The difference in care can be explained because there is a goal for pediatric doctors that is nonexistent in doctors for adults. As was recently explained to me, the goal of pediatricians of any type, be it a primary care physician (PCP), a gastroenterologist or a cardiologist, is to do whatever they can to provide the child they are seeing with the ability to grow up healthy and happy. That mantra doesn’t exist in adult care where the impetus is on the patient to be an advocate for their health needs and there is no end goal in sight. In pediatrics, because there is an impending deadline (once that child has graduated college or is 18, depending on preference) the doctors want to see that when their patients leave their care, they do so with the best results— as a thriving young adult. This often times induces pediatric doctors to be more flexible. They are willing to spend more time explaining diagnoses and consequences to their patients. In pediatric care, you don’t feel like a cog in the system.

The transition from pediatric care to adult care can often be difficult. The kind of extensive and kind care received during childhood falls away as a young adult is integrated into the adult medical world, where they often receive “very minimal care that really is much more haphazard and not nearly as comprehensive as the care they had when they were children,” Dr. Debra Lotstein, an assistant professor of pediatrics at the University of California tells Dr. Klass.

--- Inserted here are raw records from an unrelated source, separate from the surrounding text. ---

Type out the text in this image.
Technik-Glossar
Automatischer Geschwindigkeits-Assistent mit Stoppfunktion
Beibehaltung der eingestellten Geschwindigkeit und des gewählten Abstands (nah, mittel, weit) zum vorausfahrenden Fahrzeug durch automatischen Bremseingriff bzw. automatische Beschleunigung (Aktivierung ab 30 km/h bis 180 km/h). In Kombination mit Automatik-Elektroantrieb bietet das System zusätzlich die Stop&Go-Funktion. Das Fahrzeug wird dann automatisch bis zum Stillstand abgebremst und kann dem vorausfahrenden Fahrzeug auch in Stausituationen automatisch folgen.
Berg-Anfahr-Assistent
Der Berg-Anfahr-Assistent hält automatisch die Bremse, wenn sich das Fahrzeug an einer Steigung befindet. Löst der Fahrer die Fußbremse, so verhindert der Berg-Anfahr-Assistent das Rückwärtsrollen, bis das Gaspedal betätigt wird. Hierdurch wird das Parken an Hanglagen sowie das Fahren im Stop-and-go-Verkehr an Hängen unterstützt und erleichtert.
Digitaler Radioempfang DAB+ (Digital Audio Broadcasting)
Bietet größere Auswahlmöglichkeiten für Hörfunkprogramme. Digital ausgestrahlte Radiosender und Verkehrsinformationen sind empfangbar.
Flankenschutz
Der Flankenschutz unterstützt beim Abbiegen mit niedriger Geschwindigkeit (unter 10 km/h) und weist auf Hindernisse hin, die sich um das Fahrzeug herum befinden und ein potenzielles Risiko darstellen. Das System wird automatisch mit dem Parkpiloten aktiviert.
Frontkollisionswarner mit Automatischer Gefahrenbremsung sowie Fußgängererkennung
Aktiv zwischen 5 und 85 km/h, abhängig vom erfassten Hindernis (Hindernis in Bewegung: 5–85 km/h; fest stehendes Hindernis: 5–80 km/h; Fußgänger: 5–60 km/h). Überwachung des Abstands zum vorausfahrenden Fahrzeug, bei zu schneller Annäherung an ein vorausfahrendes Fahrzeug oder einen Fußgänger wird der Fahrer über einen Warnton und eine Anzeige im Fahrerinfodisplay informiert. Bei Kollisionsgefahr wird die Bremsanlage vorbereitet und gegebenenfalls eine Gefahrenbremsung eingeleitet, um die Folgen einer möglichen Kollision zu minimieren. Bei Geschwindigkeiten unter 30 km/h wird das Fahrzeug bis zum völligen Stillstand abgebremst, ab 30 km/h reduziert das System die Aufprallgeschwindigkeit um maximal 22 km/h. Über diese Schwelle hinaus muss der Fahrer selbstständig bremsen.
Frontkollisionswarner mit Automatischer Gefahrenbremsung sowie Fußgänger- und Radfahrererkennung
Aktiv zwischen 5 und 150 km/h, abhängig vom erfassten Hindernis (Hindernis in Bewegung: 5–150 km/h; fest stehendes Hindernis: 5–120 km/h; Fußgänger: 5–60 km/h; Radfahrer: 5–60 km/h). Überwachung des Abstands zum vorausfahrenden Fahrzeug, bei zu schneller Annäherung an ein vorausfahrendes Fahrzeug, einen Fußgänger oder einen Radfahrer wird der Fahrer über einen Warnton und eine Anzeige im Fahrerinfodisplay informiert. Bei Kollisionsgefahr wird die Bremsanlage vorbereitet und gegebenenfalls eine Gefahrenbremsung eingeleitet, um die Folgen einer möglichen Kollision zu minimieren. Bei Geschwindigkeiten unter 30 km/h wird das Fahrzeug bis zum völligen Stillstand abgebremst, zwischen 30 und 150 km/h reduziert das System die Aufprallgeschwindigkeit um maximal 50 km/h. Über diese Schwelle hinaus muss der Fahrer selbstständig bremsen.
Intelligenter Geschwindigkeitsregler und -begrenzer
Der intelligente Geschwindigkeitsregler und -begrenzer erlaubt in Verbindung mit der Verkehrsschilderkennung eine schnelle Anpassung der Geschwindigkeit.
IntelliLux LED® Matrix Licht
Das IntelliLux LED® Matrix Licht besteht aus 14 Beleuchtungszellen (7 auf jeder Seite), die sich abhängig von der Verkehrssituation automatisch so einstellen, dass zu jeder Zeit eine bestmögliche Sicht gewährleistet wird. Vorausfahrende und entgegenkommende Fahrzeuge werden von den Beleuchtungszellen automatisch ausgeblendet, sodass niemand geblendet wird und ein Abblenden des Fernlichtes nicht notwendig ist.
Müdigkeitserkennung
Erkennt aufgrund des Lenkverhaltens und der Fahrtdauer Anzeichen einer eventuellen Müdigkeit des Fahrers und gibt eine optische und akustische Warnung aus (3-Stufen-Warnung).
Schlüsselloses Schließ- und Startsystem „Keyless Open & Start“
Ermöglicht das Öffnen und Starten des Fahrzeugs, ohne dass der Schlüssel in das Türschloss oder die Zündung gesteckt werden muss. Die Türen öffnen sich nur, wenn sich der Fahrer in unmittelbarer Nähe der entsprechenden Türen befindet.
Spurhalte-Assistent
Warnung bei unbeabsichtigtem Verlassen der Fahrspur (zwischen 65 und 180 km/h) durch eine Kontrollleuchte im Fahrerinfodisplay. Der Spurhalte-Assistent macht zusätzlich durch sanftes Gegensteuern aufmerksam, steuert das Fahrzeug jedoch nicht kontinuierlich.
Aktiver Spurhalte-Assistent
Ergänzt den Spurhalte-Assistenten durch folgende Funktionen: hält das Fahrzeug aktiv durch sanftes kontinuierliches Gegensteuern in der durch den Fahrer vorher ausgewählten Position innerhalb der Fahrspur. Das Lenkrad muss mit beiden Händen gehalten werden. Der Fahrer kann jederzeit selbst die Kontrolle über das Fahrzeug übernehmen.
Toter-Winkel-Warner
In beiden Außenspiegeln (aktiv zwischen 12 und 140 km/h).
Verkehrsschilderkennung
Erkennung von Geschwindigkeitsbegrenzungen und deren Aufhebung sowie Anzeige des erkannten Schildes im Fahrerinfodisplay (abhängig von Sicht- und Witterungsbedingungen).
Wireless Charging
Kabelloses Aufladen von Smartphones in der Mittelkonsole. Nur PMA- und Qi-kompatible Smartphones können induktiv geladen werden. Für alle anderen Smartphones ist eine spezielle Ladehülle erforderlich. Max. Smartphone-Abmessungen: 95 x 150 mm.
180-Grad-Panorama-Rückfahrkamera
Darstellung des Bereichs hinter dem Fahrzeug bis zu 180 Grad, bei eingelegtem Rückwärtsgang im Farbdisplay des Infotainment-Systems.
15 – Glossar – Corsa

The conclusion to a study by the Commonwealth Fund released in May of 2011 found that in 2009, a third of the 19 to 29-year-olds in America had no insurance coverage, limiting their medical care options. Hopefully the implementation of President Obama’s Affordable Care Act, which allows children to stay on their parent’s health insurance plan until they turn 26, will reduce this astronomical number and frightening statistic.

So while we work hard to attain our college degrees and move out into the big world, something we need not get rid of before we absolutely have to should be pediatric care. Although you will have to put up with the childish waiting rooms, Shrek band aids and the snotty four-year-old throwing a tantrum in the exam room next door, sometimes, it’s best to be considered a “child” for as long as possible.